A leader needs to "build operational consensus," Msgr. Sullivan believes. What is "consensus"? It is "neither unanimity nor majority, but consensus," he wrote, adding: "To put this in terms of numbers, a leader must achieve between 75 percent to 80 percent agreement within a working group to effectively proceed." In the writer's experience, action tends to proceed when eight out of 10 people in a meeting agree upon something.

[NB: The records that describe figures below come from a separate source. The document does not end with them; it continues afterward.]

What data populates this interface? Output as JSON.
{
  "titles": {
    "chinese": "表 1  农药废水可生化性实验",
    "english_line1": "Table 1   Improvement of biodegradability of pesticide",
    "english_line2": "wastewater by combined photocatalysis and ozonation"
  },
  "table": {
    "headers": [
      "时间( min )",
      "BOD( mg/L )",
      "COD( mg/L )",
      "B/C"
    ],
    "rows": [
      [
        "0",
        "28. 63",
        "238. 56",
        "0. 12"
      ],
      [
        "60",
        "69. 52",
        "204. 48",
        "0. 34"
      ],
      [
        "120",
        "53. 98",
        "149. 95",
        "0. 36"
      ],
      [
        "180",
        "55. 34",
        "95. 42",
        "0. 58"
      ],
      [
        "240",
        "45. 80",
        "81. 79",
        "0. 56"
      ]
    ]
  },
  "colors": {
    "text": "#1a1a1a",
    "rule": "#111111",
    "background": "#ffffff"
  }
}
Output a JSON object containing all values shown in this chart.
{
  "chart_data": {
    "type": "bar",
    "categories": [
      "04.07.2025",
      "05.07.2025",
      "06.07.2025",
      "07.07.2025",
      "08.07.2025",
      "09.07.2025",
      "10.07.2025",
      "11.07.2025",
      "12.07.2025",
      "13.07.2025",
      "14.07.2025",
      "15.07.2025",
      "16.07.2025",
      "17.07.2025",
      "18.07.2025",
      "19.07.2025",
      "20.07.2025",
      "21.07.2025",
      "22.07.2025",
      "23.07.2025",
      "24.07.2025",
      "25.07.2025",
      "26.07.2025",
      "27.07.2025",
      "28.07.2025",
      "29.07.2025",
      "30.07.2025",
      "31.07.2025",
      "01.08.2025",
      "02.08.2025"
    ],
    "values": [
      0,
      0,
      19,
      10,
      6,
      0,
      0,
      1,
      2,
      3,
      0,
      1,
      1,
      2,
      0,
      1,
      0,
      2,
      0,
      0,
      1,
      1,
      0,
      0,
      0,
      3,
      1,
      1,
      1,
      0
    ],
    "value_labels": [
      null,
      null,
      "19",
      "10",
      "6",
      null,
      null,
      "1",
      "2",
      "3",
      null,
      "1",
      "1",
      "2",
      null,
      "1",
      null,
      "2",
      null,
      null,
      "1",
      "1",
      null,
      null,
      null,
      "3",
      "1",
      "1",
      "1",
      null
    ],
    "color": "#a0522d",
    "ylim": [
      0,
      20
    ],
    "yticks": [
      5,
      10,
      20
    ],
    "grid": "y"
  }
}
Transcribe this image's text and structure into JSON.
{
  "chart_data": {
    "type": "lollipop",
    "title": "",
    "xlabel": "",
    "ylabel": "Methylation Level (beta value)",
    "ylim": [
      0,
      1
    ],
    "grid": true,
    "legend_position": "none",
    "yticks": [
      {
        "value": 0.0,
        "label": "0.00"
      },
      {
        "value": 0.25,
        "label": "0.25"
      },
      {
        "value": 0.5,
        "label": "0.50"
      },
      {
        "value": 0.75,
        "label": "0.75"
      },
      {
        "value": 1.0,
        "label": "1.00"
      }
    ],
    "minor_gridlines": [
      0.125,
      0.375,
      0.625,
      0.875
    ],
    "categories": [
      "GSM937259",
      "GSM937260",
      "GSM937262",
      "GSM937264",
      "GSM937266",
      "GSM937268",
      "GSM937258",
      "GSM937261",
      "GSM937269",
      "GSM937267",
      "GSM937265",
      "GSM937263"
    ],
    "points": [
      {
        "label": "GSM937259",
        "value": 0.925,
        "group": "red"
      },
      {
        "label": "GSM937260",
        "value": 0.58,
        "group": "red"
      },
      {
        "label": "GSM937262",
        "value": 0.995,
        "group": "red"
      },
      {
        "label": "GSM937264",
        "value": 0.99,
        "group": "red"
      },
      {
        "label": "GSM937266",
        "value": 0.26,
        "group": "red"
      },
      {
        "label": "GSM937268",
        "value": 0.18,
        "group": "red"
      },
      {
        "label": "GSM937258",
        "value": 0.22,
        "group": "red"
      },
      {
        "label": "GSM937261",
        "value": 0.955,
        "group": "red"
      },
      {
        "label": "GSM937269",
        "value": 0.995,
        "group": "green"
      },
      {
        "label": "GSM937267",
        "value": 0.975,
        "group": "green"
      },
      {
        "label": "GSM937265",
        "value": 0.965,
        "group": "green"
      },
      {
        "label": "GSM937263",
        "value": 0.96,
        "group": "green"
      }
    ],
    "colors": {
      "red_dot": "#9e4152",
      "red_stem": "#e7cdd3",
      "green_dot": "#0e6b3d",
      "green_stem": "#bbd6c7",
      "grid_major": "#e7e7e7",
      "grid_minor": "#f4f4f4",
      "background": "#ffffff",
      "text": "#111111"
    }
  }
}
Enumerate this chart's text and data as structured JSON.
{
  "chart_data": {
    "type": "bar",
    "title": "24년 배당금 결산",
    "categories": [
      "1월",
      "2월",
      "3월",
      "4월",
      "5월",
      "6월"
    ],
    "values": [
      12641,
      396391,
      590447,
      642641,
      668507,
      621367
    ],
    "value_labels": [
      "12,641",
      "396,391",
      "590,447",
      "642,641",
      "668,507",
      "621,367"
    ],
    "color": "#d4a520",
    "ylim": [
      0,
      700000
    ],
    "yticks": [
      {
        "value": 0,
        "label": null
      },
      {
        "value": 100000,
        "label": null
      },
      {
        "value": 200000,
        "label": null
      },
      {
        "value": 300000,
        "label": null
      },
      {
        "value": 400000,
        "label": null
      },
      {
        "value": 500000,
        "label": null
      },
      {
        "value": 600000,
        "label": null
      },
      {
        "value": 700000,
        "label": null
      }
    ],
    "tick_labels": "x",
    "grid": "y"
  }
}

To be a good leader, a person "must be able to figuratively 'pull the trigger," according to Msgr. Sullivan. He said:

"Inevitably, the right time comes before all the data can be collected and analyzed, and before the window of opportunity fades. Somewhere in that scary abyss between 'rash judgment' and 'paralysis by analysis,' the leader must be able to say, 'Go!'"

And Finally: A Note on the High Cost of Fear

"Fear, in varying degrees, is a constant in our lives and in every life on earth. It can act as a stimulant for positive action, but it can also be one of the most debilitating aspects of our human experience," Bishop John Fleming of Killala, Ireland, said in a June 22 homily he delivered in Dublin.

Fear "saps our energy, limits our vision and undermines our confidence," said Bishop Fleming - and "the list of the reasons for being afraid is as long as a piece of string."

The bishop took note of the fear experienced by those gathered in the Upper Room just before Christ's Ascension. But, the bishop said, when Christ appeared to his disciples there, "he transformed their fear into courage and gave them two gifts: his peace and the strength of the Holy Spirit."

Yet, "the church, which began behind closed doors in a room filled with fear, has grappled with the issue of fear ever since," Bishop Fleming observed. "History has shown us that the circumstances which surrounded its birth have remained with it, in varying degrees."

There is, for example, "fear of a world which is often indifferent and sometimes hostile to the message of faith which we preach." Accompanying this fear is the continuing "temptation to seek refuge behind the security of closed doors and a closed system."

Yet, Bishop Fleming said, "the presence of the risen Lord is still always in the room, … opening doors for those ready to walk out into the light of freedom."